The output file (FwuImage.bin) generated from the above command is a signed capsule that will be verified by SBL during firmware update. Make sure the signing key FirmwareUpdateTestKey_Priv_RSA3072.pem is same from Sblkeys folder when SBL is built.
The above command uses “-p” parameter to specify capsule payload including the container and binary unique identifiers such as “TMAC:IPFW” and the signed container file name “SignedTsnMacAddr.bin”. The container (IPFW) and binary(TMAC) unique names should match with the ones defined in SBL build config file BoardConfig.py as referred in the TSN container section.

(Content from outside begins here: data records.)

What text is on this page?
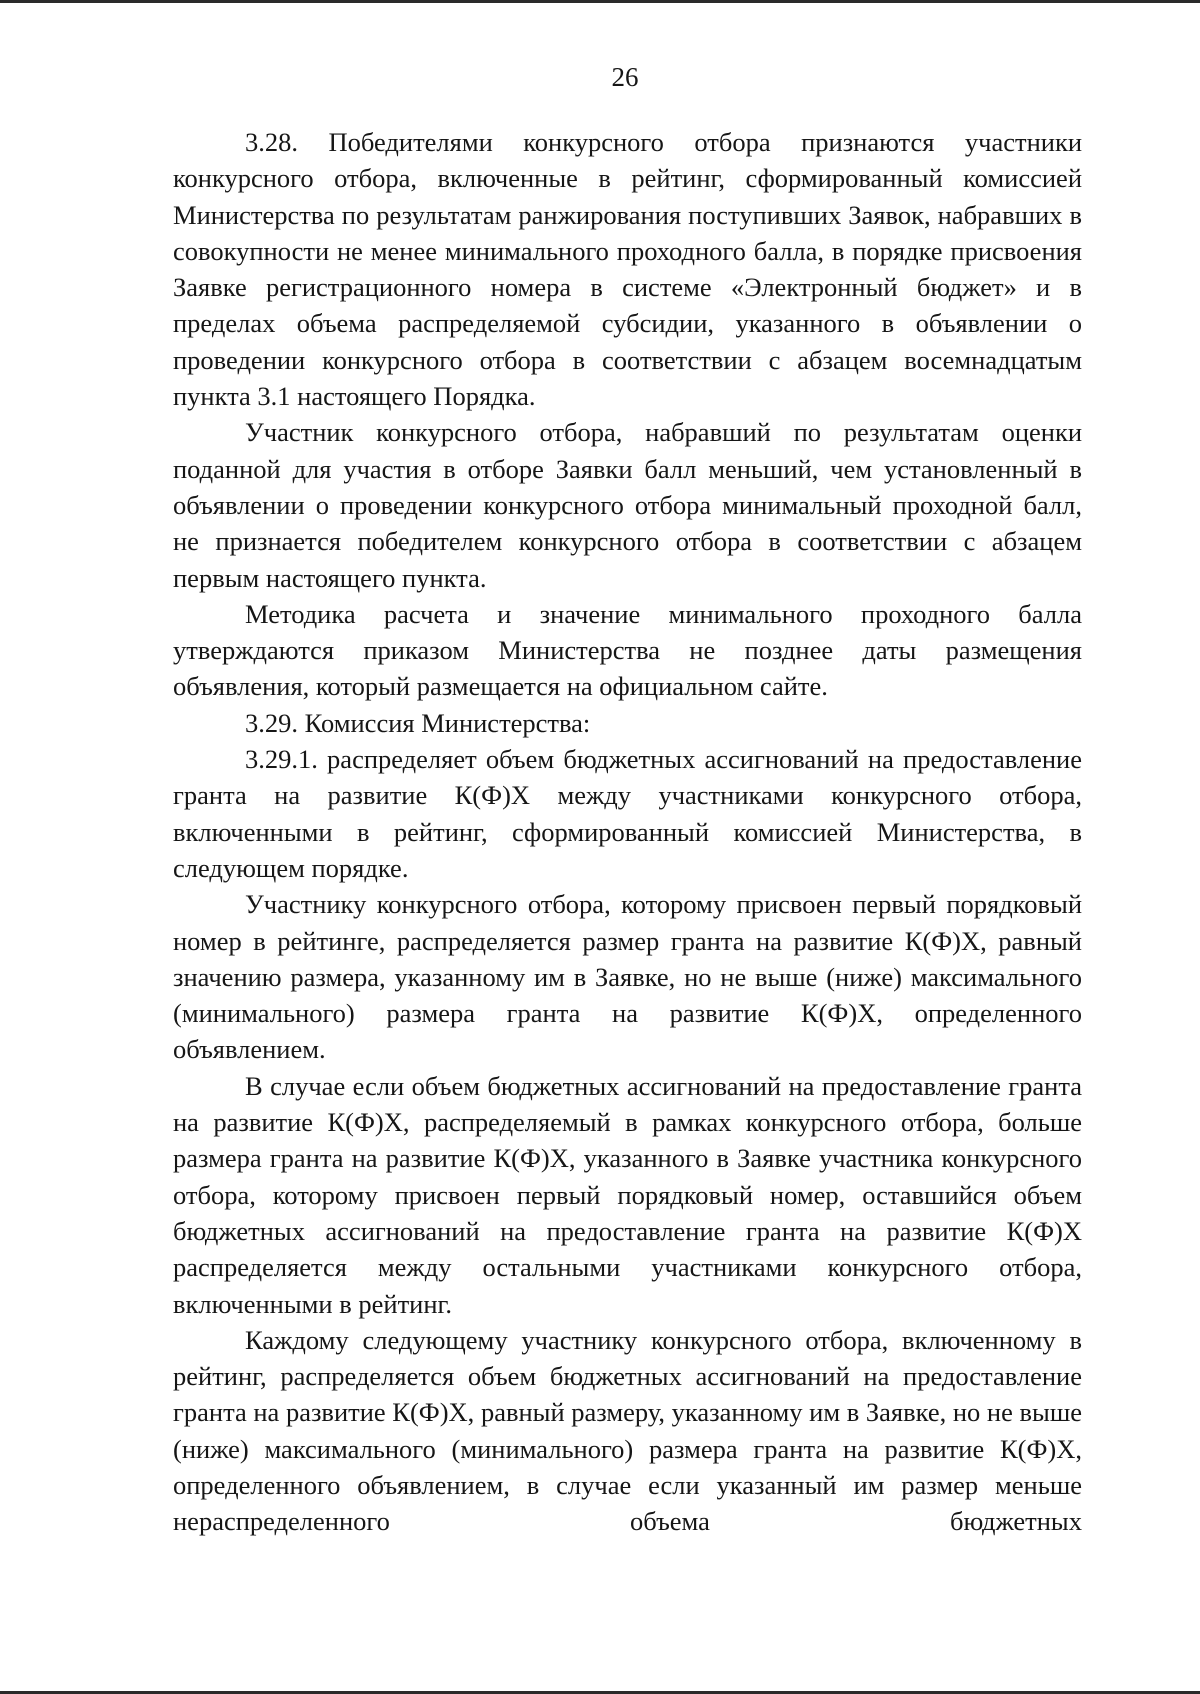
26

3.28. Победителями конкурсного отбора признаются участники конкурсного отбора, включенные в рейтинг, сформированный комиссией Министерства по результатам ранжирования поступивших Заявок, набравших в совокупности не менее минимального проходного балла, в порядке присвоения Заявке регистрационного номера в системе «Электронный бюджет» и в пределах объема распределяемой субсидии, указанного в объявлении о проведении конкурсного отбора в соответствии с абзацем восемнадцатым пункта 3.1 настоящего Порядка.

Участник конкурсного отбора, набравший по результатам оценки поданной для участия в отборе Заявки балл меньший, чем установленный в объявлении о проведении конкурсного отбора минимальный проходной балл, не признается победителем конкурсного отбора в соответствии с абзацем первым настоящего пункта.

Методика расчета и значение минимального проходного балла утверждаются приказом Министерства не позднее даты размещения объявления, который размещается на официальном сайте.

3.29. Комиссия Министерства:

3.29.1. распределяет объем бюджетных ассигнований на предоставление гранта на развитие К(Ф)Х между участниками конкурсного отбора, включенными в рейтинг, сформированный комиссией Министерства, в следующем порядке.

Участнику конкурсного отбора, которому присвоен первый порядковый номер в рейтинге, распределяется размер гранта на развитие К(Ф)Х, равный значению размера, указанному им в Заявке, но не выше (ниже) максимального (минимального) размера гранта на развитие К(Ф)Х, определенного объявлением.

В случае если объем бюджетных ассигнований на предоставление гранта на развитие К(Ф)Х, распределяемый в рамках конкурсного отбора, больше размера гранта на развитие К(Ф)Х, указанного в Заявке участника конкурсного отбора, которому присвоен первый порядковый номер, оставшийся объем бюджетных ассигнований на предоставление гранта на развитие К(Ф)Х распределяется между остальными участниками конкурсного отбора, включенными в рейтинг.

Каждому следующему участнику конкурсного отбора, включенному в рейтинг, распределяется объем бюджетных ассигнований на предоставление гранта на развитие К(Ф)Х, равный размеру, указанному им в Заявке, но не выше (ниже) максимального (минимального) размера гранта на развитие К(Ф)Х, определенного объявлением, в случае если указанный им размер меньше нераспределенного объема бюджетных
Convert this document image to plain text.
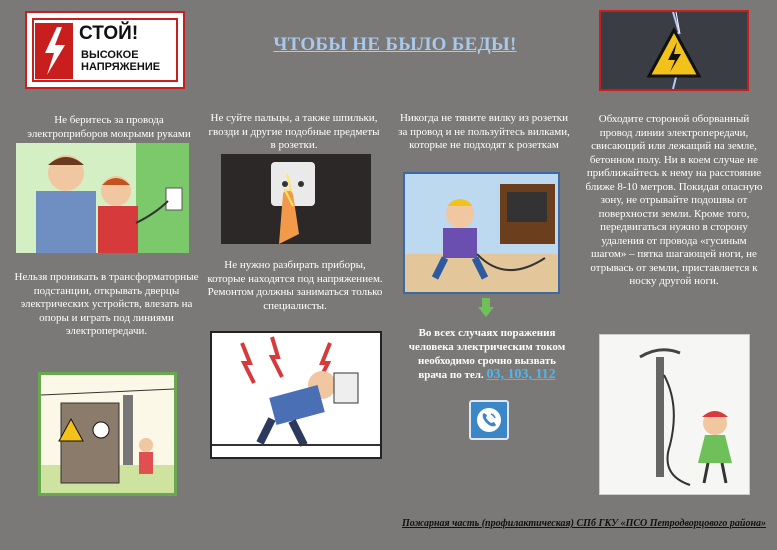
СТОЙ!
ВЫСОКОЕ
НАПРЯЖЕНИЕ
ЧТОБЫ НЕ БЫЛО БЕДЫ!
Не беритесь за провода электроприборов мокрыми руками
Нельзя проникать в трансформаторные подстанции, открывать дверцы электрических устройств, влезать на опоры и играть под линиями электропередачи.
Не суйте пальцы, а также шпильки, гвозди и другие подобные предметы в розетки.
Не нужно разбирать приборы, которые находятся под напряжением. Ремонтом должны заниматься только специалисты.
Никогда не тяните вилку из розетки за провод и не пользуйтесь вилками, которые не подходят к розеткам
Во всех случаях поражения человека электрическим током необходимо срочно вызвать врача по тел. 03, 103, 112
Обходите стороной оборванный провод линии электропередачи, свисающий или лежащий на земле, бетонном полу. Ни в коем случае не приближайтесь к нему на расстояние ближе 8-10 метров. Покидая опасную зону, не отрывайте подошвы от поверхности земли. Кроме того, передвигаться нужно в сторону удаления от провода «гусиным шагом» – пятка шагающей ноги, не отрывась от земли, приставляется к носку другой ноги.
Пожарная часть (профилактическая) СПб ГКУ «ПСО Петродворцового района»
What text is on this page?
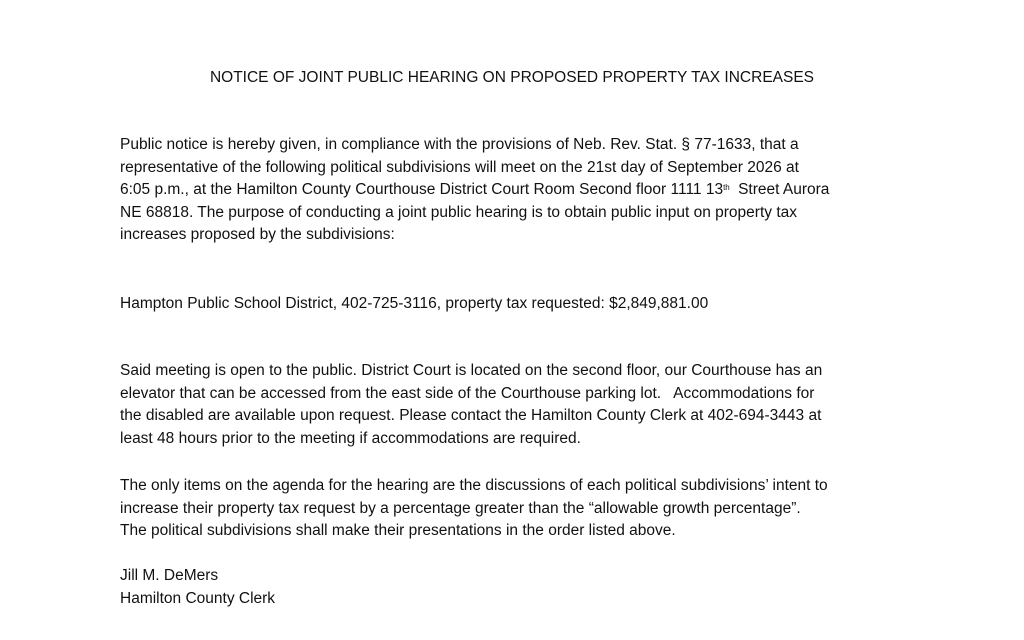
NOTICE OF JOINT PUBLIC HEARING ON PROPOSED PROPERTY TAX INCREASES

Public notice is hereby given, in compliance with the provisions of Neb. Rev. Stat. § 77-1633, that a
representative of the following political subdivisions will meet on the 21st day of September 2026 at
6:05 p.m., at the Hamilton County Courthouse District Court Room Second floor 1111 13th Street Aurora
NE 68818. The purpose of conducting a joint public hearing is to obtain public input on property tax
increases proposed by the subdivisions:

Hampton Public School District, 402-725-3116, property tax requested: $2,849,881.00

Said meeting is open to the public. District Court is located on the second floor, our Courthouse has an
elevator that can be accessed from the east side of the Courthouse parking lot.   Accommodations for
the disabled are available upon request. Please contact the Hamilton County Clerk at 402-694-3443 at
least 48 hours prior to the meeting if accommodations are required.

The only items on the agenda for the hearing are the discussions of each political subdivisions’ intent to
increase their property tax request by a percentage greater than the “allowable growth percentage”.
The political subdivisions shall make their presentations in the order listed above.

Jill M. DeMers
Hamilton County Clerk
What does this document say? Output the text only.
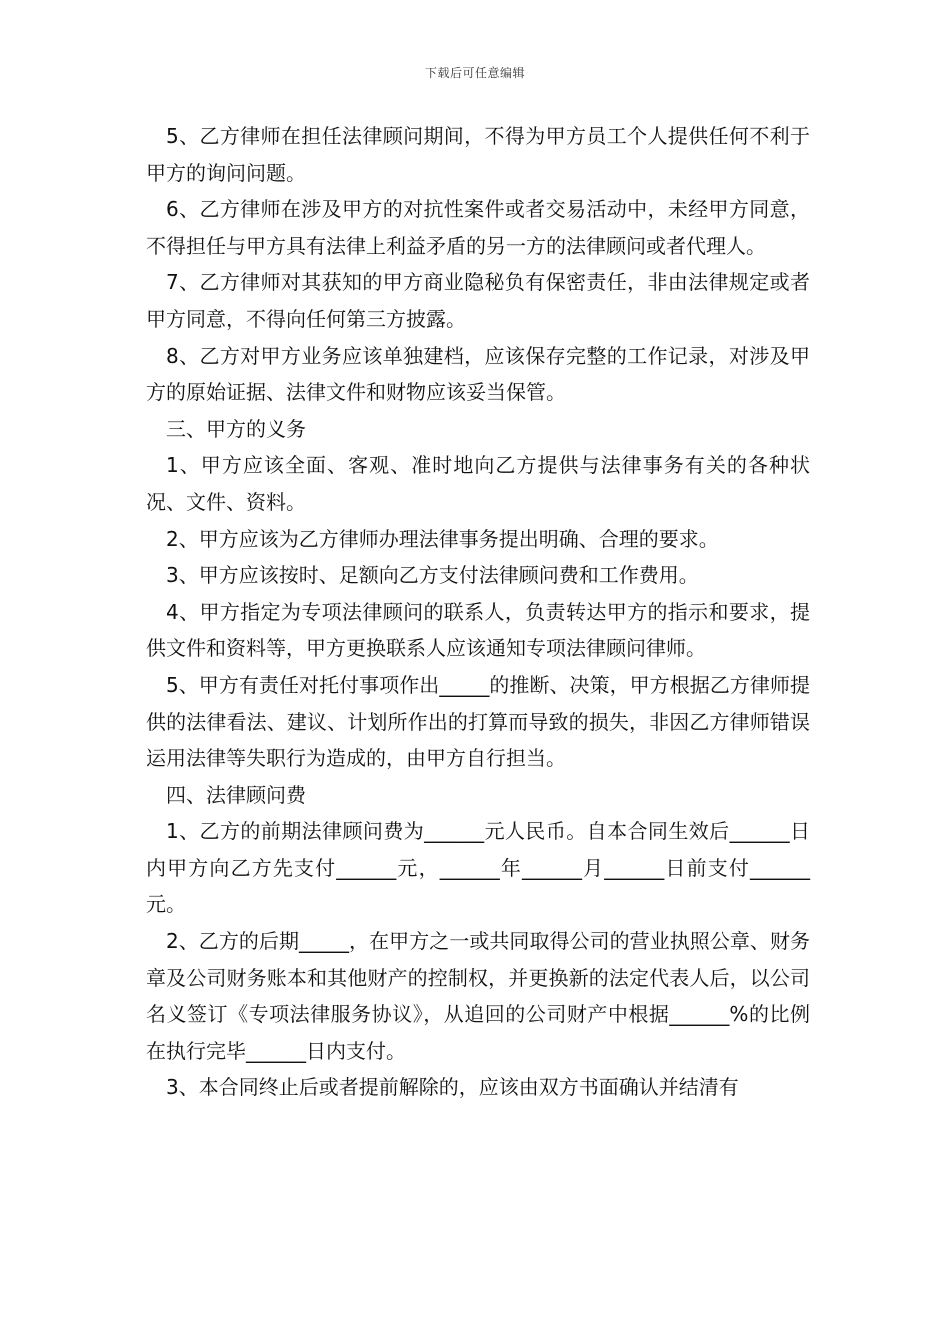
下载后可任意编辑

5、乙方律师在担任法律顾问期间，不得为甲方员工个人提供任何不利于甲方的询问问题。

6、乙方律师在涉及甲方的对抗性案件或者交易活动中，未经甲方同意，不得担任与甲方具有法律上利益矛盾的另一方的法律顾问或者代理人。

7、乙方律师对其获知的甲方商业隐秘负有保密责任，非由法律规定或者甲方同意，不得向任何第三方披露。

8、乙方对甲方业务应该单独建档，应该保存完整的工作记录，对涉及甲方的原始证据、法律文件和财物应该妥当保管。

三、甲方的义务

1、甲方应该全面、客观、准时地向乙方提供与法律事务有关的各种状况、文件、资料。

2、甲方应该为乙方律师办理法律事务提出明确、合理的要求。

3、甲方应该按时、足额向乙方支付法律顾问费和工作费用。

4、甲方指定为专项法律顾问的联系人，负责转达甲方的指示和要求，提供文件和资料等，甲方更换联系人应该通知专项法律顾问律师。

5、甲方有责任对托付事项作出_____的推断、决策，甲方根据乙方律师提供的法律看法、建议、计划所作出的打算而导致的损失，非因乙方律师错误运用法律等失职行为造成的，由甲方自行担当。

四、法律顾问费

1、乙方的前期法律顾问费为______元人民币。自本合同生效后______日内甲方向乙方先支付______元，______年______月______日前支付______元。

2、乙方的后期_____，在甲方之一或共同取得公司的营业执照公章、财务章及公司财务账本和其他财产的控制权，并更换新的法定代表人后，以公司名义签订《专项法律服务协议》，从追回的公司财产中根据______%的比例在执行完毕______日内支付。

3、本合同终止后或者提前解除的，应该由双方书面确认并结清有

Step 4: Copy capsule image
During SBL firmware update, SBL will try to find the capsule image from the location specified from SBL configuration file CfgData_CapsuleInformation.yaml. CfgData_CapsuleInformation.yaml is platform specific config data file in YAML format and it can be customized for the capsule location including capsule storage device (USB, NVMe, SATA, etc.), boot partition, file system and capsule image name. On most platforms, SBL would set the capsule location to file /boot/efi/FwuImage.bin under USB or NVMe FAT32 boot partition by default.
Copy the capsule image FwuImage.bin to the location specified in SBL configuration file CfgData_CapsuleInformation.yaml.
Step 5: Trigger firmware update
To support triggering firmware update from an OS, SBL exposes an ACPI method. OS can call the ACPI method to trigger firmware update. Following the reset, SBL will boot into the firmware update mode.
Trigger firmware update from Yocto:
echo 1 > /sys/bus/wmi/devices/44FADEB1-B204-40F2-8581-394BBDC1B651/firmware_update_request
Finally, reboot the machine to let SBL run into firmware update mode. Once the board reboots, the firmware update flow in SBL will begin. There may be few reboots during this flow before finally booting to Yocto.